Melancolía. Cortometraje 16"
La migración, forzada o voluntaria, es sin duda una experiencia que tiene un potente impacto emocional definitivo, implica no solo el desplazamiento, el desprendimiento y la pérdida, sino también, la búsqueda de nuevos arraigos dentro de un viaje íntimo que va desde la propia historia hasta la adaptación y asimilación a partir del encuentro con otras culturas. Esta asombrosa hazaña de transculturalismo y la capacidad de crear culturas nuevas y nuevos lenguajes complejos, producto del intercambio entre formas distintas de pensar y estar en el mundo, es el tema central que aborda Mina Bárcenas en su muestra Los Bártulos, que forma parte del proyecto Un Escarabajo en la Biblioteca, una serie de intervenciones artísticas en la biblioteca de la galería Patricia Conde bajo la curaduría de Patricia Lagarde.

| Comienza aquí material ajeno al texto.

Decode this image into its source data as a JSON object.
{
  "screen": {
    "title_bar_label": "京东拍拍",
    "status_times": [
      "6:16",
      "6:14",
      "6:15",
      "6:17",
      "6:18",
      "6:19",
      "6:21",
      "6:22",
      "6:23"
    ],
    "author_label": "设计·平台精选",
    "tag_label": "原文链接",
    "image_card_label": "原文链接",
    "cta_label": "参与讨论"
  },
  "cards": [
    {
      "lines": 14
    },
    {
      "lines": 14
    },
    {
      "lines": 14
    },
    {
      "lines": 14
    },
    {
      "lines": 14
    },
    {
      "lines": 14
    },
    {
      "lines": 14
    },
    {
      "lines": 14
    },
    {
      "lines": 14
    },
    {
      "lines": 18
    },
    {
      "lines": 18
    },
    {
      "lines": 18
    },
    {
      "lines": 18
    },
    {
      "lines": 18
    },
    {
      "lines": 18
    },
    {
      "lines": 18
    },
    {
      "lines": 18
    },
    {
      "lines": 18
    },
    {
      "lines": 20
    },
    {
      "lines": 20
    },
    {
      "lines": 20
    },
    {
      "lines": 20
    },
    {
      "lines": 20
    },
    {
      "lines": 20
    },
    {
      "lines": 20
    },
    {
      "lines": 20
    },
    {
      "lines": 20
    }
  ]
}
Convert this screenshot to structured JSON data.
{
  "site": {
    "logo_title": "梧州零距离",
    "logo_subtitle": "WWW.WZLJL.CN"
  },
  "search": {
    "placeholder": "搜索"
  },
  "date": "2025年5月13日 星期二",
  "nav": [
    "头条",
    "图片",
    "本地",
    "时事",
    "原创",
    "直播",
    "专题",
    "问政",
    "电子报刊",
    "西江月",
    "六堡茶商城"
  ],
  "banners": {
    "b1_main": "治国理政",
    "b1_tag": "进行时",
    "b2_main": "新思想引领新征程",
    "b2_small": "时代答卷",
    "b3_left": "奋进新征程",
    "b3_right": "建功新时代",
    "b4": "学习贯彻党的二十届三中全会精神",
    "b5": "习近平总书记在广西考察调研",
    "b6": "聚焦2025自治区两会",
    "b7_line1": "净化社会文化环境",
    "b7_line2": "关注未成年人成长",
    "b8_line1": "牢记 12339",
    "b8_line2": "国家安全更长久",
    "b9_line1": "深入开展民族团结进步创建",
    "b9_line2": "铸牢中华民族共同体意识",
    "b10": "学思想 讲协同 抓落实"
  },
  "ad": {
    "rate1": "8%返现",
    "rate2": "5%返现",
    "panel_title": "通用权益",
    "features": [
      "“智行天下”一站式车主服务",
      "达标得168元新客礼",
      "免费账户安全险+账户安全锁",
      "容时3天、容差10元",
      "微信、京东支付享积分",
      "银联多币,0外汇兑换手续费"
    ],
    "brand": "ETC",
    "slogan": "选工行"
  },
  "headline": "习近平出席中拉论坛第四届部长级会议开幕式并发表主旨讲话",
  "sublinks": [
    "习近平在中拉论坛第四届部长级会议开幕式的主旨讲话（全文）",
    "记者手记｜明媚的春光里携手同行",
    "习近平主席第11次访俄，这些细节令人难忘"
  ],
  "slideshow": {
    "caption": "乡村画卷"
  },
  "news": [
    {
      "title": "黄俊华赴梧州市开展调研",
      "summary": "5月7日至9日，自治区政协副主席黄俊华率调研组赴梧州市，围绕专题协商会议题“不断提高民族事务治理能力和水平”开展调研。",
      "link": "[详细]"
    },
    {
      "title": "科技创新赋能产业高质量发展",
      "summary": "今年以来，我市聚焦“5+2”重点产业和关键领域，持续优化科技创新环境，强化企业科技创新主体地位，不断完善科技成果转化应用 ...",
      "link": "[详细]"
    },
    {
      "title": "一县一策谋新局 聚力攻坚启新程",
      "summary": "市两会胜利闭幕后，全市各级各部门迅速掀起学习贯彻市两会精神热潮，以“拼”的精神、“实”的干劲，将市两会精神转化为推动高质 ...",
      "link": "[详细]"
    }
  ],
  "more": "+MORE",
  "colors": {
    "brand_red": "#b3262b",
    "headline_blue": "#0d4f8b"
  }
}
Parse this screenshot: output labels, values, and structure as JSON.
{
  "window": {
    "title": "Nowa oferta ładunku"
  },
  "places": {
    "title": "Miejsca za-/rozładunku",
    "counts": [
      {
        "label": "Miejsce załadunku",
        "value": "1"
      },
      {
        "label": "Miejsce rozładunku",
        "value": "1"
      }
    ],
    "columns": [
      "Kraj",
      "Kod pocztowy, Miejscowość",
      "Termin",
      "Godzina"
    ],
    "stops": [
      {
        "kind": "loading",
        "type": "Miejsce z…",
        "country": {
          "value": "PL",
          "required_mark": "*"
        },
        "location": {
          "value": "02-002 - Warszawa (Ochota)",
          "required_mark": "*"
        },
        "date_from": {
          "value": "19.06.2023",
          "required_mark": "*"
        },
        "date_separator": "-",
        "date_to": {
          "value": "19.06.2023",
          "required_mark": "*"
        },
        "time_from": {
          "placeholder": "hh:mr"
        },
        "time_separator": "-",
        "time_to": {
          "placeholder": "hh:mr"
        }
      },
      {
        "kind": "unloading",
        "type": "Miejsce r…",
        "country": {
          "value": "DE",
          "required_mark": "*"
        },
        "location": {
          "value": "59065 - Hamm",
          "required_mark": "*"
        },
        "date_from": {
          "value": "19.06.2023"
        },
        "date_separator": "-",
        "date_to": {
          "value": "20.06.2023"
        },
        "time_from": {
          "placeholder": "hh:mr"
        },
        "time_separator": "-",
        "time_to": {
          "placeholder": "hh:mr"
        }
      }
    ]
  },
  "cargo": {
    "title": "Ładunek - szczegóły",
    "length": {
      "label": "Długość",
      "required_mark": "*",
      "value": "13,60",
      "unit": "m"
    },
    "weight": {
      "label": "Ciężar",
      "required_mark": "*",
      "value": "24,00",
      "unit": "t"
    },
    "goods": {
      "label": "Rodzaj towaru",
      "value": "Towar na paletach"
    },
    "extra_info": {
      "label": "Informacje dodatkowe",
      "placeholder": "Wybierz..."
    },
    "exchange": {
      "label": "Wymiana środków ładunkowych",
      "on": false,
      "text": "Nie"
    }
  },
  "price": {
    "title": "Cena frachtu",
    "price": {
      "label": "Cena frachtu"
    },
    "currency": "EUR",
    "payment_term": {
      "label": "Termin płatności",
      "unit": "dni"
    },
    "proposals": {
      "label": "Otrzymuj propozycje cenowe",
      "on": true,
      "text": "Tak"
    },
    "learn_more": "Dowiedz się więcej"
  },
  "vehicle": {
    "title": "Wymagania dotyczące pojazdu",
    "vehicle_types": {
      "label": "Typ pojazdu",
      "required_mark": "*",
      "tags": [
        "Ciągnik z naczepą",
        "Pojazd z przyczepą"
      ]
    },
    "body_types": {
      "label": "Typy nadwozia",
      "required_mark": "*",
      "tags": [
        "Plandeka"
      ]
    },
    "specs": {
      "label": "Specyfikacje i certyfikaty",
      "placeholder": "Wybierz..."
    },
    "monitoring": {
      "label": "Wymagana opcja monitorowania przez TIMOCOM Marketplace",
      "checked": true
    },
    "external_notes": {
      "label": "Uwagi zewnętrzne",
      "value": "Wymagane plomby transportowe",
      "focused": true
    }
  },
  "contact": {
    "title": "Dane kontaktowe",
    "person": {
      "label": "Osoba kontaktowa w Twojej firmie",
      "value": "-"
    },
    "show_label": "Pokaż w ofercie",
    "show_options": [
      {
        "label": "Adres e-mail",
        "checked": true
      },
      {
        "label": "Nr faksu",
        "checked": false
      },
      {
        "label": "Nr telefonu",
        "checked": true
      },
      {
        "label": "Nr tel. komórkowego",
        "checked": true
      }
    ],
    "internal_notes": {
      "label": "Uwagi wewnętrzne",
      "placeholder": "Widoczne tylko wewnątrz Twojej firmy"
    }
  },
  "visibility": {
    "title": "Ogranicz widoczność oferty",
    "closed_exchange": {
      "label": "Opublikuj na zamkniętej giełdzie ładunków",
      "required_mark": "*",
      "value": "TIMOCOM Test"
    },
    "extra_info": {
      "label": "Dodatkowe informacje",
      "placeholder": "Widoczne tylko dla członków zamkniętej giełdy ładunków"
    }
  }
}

En esta muestra, el acto de migrar se manifiesta como una metáfora del movimiento que nos deja la huella del recuerdo, de los espacios perdidos, de los objetos abandonados y de la separación de las personas que amamos. Sobreponerse a la conmoción de vivir como una persona desplazada requiere de una enorme fortaleza y de la capacidad de desligamiento de una parte de nuestra historia, no solo de todos esos bártulos que nos fueron significativos, sino también de lo no perdido, de lo recuperado y lo reconstruido. Ceslaw Milosz en la introducción que escribió para el libro Exilio de Joseph Koudelka nos recuerda que, decir adiós al propio país de origen, a sus paisajes y costumbres, nos lleva a una tierra de nadie, es una libertad que aterroriza y nos deja como único remedio, para no perder el rumbo, el crear un rumbo propio, un nuevo norte, un este, un oeste y un sur propios.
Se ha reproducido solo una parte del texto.